I feel this could be similar to what we'll do in the optimistic execution, where the commit is not "actual" commit.
Love this idea @yihuang -- thanks for opening a PR too!
Unforturntely it don't work with current IAVL I think, the main issue is the WorkingHash
don't modify current version, so if the next Commit
happens before the background SaveVersion
, it'll use the old version.
We'll need some refactoring in iavl to take advantage of this. @cool-develope
while we cant do multiple iavl tree commits, we could do 1, where we return commit to comet right away and save asynchronous. This would help in a single case and would still have performance benefits
while we cant do multiple iavl tree commits, we could do 1, where we return commit to comet right away and save asynchronous. This would help in a single case and would still have performance benefits
yeah, that is possible, something like this?
// both channels are unbuffered
commitChan := make(chan int64)
commitResultChan := make(chan error)
func Commit() {
// make sure the last async commit finished
err := <- commitResultChan
// calculate root hash for the new commit
commitID := store.WorkingCommitID()
// submit new commit request
commitChan <- commitID.Version
return commitID
}
// async commit worker
go func() {
for v := range commitChan {
_, _, err := store.SaveVersion()
commitResultChan <- err
}
}()
yea that seems right, it would be interesting to see what sort of speed up that would give. I dont forsee this helping too much on sync but at the head of the chain it could help
I think on return to comet, we need to be sure we could replay to this block on our own. Which means we need to synchronously commit to the state diff, but not the merkelization
@tac0turtle are you imagining that during sync, your not committing to disk at all? (Or only committing at "wide" intervals, e.g. snapshots)
otherwise not sure I follow how this wouldn't help? Your letting there be multiple db txs in parallel for writes to disk, so committing is happening in parallel to CPU processing of nodes (whereas today you don't use CPU & commit at once)
I think on return to comet, we need to be sure we could replay to this block on our own
I think we don't need to make sure that, as long as the cometbft can replay the missing blocks from block store on abci handshake.
not committing to disk at all? (Or only committing at "wide" intervals, e.g. snapshots
this won't be an archive node though, some node just need to provide full service at every historical versions, I guess.

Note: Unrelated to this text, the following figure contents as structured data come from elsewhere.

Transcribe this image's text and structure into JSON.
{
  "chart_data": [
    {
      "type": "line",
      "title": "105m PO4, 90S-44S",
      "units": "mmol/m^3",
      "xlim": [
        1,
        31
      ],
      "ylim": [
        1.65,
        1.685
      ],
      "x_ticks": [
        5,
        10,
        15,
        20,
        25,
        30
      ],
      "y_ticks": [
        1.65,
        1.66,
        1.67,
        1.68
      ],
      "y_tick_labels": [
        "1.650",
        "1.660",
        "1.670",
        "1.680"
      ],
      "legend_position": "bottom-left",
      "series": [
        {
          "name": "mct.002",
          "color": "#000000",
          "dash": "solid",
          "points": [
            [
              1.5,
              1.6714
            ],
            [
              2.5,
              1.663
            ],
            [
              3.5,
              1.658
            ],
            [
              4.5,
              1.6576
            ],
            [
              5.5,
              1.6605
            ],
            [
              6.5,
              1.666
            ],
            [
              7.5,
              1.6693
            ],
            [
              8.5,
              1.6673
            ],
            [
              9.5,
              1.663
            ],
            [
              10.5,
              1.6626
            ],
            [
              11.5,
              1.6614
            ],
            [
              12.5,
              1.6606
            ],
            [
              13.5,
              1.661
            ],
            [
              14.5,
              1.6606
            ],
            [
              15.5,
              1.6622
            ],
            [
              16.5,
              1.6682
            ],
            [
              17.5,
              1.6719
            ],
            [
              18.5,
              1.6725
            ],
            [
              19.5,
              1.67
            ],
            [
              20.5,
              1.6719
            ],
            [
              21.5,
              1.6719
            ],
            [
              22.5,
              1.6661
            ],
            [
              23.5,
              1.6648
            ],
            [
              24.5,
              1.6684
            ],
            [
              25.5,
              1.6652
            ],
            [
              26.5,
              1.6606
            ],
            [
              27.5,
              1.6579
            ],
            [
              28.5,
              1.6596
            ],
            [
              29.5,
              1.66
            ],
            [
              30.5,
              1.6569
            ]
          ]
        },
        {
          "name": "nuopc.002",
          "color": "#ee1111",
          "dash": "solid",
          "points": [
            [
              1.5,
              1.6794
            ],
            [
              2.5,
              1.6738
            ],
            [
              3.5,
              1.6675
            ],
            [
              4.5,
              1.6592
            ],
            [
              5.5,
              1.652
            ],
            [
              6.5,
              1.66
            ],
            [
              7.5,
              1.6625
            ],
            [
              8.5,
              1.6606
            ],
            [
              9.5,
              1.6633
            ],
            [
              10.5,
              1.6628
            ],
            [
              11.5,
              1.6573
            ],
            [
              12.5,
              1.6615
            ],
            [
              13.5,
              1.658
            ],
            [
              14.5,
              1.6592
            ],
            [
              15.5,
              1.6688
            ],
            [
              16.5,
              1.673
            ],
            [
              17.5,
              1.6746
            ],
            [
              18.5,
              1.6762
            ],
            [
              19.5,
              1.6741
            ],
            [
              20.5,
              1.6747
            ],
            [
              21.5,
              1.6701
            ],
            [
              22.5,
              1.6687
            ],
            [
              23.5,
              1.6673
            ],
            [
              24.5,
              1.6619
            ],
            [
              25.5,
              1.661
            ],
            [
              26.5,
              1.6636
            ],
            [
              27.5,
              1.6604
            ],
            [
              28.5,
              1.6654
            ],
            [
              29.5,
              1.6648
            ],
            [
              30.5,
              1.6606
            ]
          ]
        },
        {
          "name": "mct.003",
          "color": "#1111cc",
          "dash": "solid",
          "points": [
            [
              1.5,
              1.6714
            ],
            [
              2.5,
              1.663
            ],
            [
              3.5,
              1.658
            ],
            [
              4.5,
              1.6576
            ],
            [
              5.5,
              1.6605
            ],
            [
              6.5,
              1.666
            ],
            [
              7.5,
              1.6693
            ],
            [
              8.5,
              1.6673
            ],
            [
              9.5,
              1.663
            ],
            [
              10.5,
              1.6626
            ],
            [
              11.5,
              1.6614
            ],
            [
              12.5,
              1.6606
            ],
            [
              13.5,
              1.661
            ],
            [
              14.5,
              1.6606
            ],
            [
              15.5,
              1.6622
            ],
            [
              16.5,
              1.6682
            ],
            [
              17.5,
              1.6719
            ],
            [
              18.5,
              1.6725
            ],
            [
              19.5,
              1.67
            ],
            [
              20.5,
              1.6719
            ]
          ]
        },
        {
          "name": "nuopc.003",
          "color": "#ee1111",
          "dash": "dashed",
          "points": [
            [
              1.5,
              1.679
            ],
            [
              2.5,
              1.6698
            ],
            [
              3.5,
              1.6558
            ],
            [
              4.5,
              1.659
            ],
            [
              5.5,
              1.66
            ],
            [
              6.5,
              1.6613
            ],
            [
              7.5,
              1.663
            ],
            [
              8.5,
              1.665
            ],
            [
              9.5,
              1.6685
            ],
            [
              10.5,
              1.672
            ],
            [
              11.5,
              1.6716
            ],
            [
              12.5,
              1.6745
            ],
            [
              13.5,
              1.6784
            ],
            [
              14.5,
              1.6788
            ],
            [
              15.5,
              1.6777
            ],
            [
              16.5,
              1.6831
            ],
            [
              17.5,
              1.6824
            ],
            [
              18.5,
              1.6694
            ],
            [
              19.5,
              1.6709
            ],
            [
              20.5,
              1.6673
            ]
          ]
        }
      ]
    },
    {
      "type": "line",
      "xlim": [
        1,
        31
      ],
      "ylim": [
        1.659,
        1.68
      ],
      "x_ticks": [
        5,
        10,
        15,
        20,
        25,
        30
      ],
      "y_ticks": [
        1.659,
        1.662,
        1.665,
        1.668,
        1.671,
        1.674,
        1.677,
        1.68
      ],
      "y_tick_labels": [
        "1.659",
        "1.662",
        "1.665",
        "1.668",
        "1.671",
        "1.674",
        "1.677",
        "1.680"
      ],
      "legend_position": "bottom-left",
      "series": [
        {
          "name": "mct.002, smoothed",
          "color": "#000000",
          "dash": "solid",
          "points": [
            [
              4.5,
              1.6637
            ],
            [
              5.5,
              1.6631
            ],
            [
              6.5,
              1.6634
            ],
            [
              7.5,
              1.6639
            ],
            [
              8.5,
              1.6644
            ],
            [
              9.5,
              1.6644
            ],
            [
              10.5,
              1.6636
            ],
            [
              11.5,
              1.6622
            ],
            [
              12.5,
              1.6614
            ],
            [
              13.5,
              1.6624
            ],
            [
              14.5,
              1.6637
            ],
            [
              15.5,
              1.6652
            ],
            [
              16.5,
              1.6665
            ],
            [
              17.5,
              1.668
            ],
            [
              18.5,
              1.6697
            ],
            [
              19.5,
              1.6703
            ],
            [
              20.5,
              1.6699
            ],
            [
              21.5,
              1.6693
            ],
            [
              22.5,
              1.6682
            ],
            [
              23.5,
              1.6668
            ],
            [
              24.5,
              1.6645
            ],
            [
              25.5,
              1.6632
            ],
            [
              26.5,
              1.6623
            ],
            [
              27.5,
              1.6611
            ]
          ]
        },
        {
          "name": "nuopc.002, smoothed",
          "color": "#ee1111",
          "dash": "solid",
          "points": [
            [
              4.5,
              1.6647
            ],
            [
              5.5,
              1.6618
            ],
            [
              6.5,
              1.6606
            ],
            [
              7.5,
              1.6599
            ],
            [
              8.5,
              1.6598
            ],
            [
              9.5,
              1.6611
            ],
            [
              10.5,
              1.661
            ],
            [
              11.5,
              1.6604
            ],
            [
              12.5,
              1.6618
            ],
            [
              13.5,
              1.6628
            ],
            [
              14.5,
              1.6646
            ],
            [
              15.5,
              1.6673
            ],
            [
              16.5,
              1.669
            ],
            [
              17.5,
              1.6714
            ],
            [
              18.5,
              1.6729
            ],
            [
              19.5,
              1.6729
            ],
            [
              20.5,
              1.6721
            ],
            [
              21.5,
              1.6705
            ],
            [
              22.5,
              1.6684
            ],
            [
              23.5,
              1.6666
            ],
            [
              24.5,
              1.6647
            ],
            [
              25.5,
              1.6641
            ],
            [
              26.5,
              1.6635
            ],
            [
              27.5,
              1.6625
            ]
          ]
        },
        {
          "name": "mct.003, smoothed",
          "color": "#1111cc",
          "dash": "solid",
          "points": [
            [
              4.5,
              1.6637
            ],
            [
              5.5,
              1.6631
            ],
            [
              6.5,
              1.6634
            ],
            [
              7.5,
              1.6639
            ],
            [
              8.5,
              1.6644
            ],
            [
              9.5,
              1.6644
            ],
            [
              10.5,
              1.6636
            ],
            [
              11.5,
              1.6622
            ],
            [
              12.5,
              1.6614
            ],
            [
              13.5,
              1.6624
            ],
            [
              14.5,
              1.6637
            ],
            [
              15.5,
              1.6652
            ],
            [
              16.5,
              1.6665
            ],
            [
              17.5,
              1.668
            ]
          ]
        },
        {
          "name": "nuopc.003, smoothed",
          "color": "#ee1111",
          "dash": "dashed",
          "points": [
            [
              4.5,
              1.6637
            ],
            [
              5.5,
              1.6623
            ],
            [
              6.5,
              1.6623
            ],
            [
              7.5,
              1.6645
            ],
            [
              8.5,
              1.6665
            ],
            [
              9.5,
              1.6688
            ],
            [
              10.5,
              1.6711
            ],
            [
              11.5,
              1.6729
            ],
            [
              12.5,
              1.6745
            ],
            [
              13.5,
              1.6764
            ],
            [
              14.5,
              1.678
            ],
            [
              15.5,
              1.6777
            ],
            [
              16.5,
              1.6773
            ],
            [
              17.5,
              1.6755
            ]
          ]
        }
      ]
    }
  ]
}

Unforturntely it don't work with current IAVL I think, the main issue is the
WorkingHash
don't modify current version, so if the nextCommit
happens before the backgroundSaveVersion
, it'll use the old version. We'll need some refactoring in iavl to take advantage of this. @cool-develope
yeah, IMO we should separate the iavl into three parts, WorkingHash
, Commit
, SaveStorage
in Commit
stage, just finalize the iavl version in memory and nodes will be stored background in SaveStorage
.
it won't break any APIs of SDK
this is very similar to the work aditya did on iavl a few years ago which was reverted, we should look at that work to see what we can reuse. A good time to dive into that is after we get a decent portion of the way through store v2 rewrite
not sure that prior IAVL work is helpful, this all becomes much cleaner write-side with the new IAVL storage format. (Every version is independent writes!)